Doing What's Right
What it’s all about
That’s why I’m so impressed with the DMA Nonprofit Federation’s newly released Principles & Best Practices for Accountability in Fundraising. (Hats off to Shannon McCracken of Special Olympics International and her DMA Nonprofit Federation colleagues.)
Industry leaders are now saying that if you as a nonprofit or a consultant want to be part of the DMA Nonprofit Federation, you need to adhere to a code of ethics. (The Association of Fundraising Professionals also has a long-standing code of ethics for fundraising professionals. You can read it here.)
The new DMA Nonprofit Federation code is elegant in its simplicity, clarity and common sense. If I may summarize, it says:
- Nonprofits need to tell the truth about what they are doing and deliver on what they tell donors they will do.
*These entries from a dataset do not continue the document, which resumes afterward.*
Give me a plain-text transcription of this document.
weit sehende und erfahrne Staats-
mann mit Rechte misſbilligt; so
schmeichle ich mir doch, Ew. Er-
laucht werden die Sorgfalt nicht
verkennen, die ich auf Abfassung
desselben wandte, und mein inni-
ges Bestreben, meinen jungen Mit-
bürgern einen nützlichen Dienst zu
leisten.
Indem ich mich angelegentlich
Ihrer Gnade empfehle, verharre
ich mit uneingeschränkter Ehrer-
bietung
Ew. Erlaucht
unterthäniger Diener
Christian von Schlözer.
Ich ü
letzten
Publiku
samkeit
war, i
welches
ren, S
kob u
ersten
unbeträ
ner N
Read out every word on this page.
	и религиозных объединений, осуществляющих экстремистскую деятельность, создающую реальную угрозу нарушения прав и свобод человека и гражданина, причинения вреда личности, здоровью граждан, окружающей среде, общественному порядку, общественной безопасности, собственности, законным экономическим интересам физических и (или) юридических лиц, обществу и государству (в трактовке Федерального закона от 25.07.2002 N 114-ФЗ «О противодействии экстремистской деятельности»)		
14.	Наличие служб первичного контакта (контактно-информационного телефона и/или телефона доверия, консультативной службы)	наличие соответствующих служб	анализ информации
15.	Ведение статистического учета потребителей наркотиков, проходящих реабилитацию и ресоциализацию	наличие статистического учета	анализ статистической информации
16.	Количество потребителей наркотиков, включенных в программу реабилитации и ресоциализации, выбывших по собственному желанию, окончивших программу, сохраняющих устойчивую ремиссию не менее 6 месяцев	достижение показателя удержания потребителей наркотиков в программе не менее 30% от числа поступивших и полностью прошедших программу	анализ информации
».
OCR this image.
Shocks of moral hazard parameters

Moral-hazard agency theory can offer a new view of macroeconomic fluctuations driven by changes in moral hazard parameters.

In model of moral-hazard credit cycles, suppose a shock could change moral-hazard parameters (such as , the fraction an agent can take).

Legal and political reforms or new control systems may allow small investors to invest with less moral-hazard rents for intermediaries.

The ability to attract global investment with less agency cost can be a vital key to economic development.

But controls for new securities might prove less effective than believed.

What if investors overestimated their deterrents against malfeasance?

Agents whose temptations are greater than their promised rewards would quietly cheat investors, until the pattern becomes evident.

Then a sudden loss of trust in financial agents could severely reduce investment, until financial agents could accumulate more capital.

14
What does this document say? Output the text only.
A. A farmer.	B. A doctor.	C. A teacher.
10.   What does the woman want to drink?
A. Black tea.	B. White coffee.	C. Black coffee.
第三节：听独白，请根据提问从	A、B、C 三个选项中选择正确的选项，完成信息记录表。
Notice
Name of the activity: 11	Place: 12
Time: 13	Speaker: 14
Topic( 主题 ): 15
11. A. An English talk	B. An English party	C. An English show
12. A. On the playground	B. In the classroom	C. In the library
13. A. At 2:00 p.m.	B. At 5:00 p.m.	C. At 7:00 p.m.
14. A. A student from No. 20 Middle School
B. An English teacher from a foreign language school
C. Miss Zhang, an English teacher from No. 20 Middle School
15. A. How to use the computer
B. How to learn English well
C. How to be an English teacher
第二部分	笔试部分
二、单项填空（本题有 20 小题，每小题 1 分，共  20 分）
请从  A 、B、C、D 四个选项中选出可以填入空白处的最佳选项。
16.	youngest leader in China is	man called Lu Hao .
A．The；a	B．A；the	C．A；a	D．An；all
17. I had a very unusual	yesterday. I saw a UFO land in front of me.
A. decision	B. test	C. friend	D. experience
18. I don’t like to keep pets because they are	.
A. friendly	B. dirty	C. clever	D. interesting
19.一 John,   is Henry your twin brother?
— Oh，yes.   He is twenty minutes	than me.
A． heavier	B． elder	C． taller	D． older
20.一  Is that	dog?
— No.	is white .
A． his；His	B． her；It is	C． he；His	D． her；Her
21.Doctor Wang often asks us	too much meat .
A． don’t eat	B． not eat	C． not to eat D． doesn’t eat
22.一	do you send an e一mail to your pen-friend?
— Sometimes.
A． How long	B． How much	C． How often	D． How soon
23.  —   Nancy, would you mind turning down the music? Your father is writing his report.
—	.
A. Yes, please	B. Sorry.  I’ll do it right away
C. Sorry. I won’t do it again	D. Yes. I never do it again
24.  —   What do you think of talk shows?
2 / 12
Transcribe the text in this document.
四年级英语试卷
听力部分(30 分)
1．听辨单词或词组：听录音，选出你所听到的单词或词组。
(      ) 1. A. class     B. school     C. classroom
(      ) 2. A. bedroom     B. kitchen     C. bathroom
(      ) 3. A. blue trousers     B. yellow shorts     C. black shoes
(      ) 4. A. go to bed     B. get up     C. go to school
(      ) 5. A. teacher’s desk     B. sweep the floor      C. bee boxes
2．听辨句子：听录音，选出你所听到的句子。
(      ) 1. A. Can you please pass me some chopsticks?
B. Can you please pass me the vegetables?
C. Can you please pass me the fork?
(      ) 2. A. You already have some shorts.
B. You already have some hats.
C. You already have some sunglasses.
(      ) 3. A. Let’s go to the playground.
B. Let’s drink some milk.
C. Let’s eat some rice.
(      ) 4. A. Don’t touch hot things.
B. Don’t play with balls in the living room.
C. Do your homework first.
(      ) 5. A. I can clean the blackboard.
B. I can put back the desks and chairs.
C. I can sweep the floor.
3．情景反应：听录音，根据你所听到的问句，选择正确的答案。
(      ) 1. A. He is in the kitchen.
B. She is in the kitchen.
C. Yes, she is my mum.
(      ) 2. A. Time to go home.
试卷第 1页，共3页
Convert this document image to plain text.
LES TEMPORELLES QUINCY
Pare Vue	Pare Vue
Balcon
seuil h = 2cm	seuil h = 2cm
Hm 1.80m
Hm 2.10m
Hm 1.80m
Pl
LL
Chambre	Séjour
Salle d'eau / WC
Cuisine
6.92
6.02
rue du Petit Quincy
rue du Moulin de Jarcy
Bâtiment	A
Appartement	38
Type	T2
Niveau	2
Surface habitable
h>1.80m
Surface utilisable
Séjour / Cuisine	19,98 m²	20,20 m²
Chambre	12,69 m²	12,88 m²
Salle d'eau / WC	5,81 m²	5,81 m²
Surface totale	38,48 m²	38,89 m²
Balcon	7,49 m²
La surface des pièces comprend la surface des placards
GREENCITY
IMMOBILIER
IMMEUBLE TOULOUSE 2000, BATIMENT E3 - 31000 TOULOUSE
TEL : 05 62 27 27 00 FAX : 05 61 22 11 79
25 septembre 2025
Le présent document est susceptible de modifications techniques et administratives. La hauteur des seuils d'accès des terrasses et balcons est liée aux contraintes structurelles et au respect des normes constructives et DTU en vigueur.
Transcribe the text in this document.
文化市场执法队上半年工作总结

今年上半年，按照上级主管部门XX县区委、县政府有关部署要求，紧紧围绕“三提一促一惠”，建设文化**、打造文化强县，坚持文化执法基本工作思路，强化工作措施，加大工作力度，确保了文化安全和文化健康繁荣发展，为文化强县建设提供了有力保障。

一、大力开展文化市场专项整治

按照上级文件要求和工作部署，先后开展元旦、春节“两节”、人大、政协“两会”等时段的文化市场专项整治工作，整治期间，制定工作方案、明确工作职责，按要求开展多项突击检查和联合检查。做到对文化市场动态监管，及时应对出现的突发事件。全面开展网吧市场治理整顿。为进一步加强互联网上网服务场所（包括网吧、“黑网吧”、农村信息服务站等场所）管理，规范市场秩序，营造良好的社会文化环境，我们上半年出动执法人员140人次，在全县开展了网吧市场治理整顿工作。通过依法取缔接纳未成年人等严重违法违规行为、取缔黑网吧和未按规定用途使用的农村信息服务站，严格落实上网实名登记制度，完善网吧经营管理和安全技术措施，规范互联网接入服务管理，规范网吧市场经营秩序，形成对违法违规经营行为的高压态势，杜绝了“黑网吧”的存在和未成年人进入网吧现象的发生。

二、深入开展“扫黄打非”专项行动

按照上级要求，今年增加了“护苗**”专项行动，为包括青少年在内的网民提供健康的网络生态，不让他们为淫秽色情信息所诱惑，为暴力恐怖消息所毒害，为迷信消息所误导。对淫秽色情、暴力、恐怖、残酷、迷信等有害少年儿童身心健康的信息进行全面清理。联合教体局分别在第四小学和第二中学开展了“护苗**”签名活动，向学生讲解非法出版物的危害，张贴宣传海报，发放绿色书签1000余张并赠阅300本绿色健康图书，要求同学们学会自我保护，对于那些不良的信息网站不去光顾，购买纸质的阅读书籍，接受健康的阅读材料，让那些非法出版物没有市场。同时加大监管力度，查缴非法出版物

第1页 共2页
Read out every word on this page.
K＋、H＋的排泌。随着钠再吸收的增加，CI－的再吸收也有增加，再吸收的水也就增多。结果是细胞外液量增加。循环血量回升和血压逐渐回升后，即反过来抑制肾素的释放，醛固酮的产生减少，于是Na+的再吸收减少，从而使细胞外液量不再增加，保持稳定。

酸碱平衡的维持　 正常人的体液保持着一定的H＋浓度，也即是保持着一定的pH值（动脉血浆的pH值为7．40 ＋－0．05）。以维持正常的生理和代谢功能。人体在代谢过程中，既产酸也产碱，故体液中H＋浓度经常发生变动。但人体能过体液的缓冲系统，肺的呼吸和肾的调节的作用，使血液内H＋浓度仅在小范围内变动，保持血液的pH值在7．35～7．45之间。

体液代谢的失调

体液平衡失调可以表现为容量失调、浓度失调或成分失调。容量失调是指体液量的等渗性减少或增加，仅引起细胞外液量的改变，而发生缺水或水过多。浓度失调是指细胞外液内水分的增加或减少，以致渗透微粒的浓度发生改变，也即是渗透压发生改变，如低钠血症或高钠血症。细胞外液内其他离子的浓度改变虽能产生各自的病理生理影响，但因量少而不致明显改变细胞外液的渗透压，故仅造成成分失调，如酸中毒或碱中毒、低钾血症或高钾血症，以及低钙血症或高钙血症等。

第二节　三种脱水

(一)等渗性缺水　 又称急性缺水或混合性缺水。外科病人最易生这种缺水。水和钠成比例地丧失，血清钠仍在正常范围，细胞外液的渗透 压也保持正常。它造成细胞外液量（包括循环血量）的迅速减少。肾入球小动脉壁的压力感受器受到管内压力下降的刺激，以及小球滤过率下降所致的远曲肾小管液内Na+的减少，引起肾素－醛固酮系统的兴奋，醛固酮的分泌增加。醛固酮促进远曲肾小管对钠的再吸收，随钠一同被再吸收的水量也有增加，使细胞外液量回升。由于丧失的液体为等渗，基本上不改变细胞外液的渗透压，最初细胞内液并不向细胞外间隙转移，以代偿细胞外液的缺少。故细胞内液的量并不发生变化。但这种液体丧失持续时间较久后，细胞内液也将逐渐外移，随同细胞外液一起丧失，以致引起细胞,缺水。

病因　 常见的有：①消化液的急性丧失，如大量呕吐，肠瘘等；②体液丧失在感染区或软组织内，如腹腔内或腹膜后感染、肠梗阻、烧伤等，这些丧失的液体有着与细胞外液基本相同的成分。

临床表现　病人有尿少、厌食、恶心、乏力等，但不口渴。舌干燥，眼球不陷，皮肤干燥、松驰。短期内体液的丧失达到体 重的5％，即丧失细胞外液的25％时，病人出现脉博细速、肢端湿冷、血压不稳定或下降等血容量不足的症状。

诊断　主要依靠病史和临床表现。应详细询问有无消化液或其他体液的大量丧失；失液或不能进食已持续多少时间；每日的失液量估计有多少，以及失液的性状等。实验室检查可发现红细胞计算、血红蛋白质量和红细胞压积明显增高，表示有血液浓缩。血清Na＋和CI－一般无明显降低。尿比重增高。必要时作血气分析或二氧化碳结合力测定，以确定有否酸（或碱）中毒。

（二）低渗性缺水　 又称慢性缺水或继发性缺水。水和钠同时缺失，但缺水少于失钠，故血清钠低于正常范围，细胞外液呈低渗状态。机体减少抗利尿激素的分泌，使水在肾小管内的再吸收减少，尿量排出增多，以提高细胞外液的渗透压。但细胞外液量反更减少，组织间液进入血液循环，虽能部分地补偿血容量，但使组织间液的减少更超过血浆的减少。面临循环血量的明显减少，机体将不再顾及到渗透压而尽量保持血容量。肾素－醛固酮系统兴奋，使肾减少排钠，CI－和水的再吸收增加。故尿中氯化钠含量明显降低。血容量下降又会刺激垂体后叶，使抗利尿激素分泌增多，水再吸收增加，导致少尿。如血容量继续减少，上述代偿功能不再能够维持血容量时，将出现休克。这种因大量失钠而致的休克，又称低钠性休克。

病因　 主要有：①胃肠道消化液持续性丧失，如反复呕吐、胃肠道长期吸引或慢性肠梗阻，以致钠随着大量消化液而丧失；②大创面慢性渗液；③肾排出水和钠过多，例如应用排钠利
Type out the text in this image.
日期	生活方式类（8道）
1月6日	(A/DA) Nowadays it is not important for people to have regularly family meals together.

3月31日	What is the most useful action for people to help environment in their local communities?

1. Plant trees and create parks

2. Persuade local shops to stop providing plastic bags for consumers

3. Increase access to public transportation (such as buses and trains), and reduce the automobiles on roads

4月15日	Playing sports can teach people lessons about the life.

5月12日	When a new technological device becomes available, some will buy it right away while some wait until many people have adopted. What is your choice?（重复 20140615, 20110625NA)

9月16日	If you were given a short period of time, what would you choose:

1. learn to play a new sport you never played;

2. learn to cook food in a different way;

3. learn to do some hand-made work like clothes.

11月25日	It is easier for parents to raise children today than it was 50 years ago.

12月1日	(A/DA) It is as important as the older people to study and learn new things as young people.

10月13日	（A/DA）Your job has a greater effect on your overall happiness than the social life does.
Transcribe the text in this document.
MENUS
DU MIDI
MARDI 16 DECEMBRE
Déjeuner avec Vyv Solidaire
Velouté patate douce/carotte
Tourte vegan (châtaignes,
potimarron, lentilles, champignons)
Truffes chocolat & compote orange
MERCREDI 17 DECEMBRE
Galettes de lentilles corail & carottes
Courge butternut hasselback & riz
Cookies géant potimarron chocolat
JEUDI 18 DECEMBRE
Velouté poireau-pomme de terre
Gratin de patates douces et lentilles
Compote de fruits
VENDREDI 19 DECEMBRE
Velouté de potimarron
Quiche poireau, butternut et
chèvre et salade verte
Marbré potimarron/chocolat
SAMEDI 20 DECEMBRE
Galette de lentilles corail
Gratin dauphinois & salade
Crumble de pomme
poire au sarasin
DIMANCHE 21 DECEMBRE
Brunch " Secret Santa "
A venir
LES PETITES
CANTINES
- Nonprofits should be evaluated by mission, impact, stability and growth.
- Nonprofits should invest in sound management and smart fundraising, and use multiple metrics to measure their success over time. Campaign-by-campaign analysis is misleading.
- Nonprofits should honor donor intent and should adhere to generally accepted accounting principles, such as joint allocation of fundraising costs, to accurately portray how they are spending resources.
- Over time, most of the money a nonprofit raises needs to be spent accomplishing the mission of the organization.
- Often, nonprofits find that experienced fundraising consultants can help them raise more revenue, more efficiently. When a nonprofit works with a consultant, the charity should avoid conflicts of interest, have a clear written contract and, above all, should maintain control of the program.
- Consultants should always act in the best interest of their nonprofit clients, working to enhance their work, their financial health and their reputation.
This code is not a case of onerous over-regulation. It’s a common-sense approach to acting in the public interest. We need to have clear mission statements. We need to tell the truth. We need to honor donor intent. We need to allocate resources to and work toward accomplishing the mission we set forth.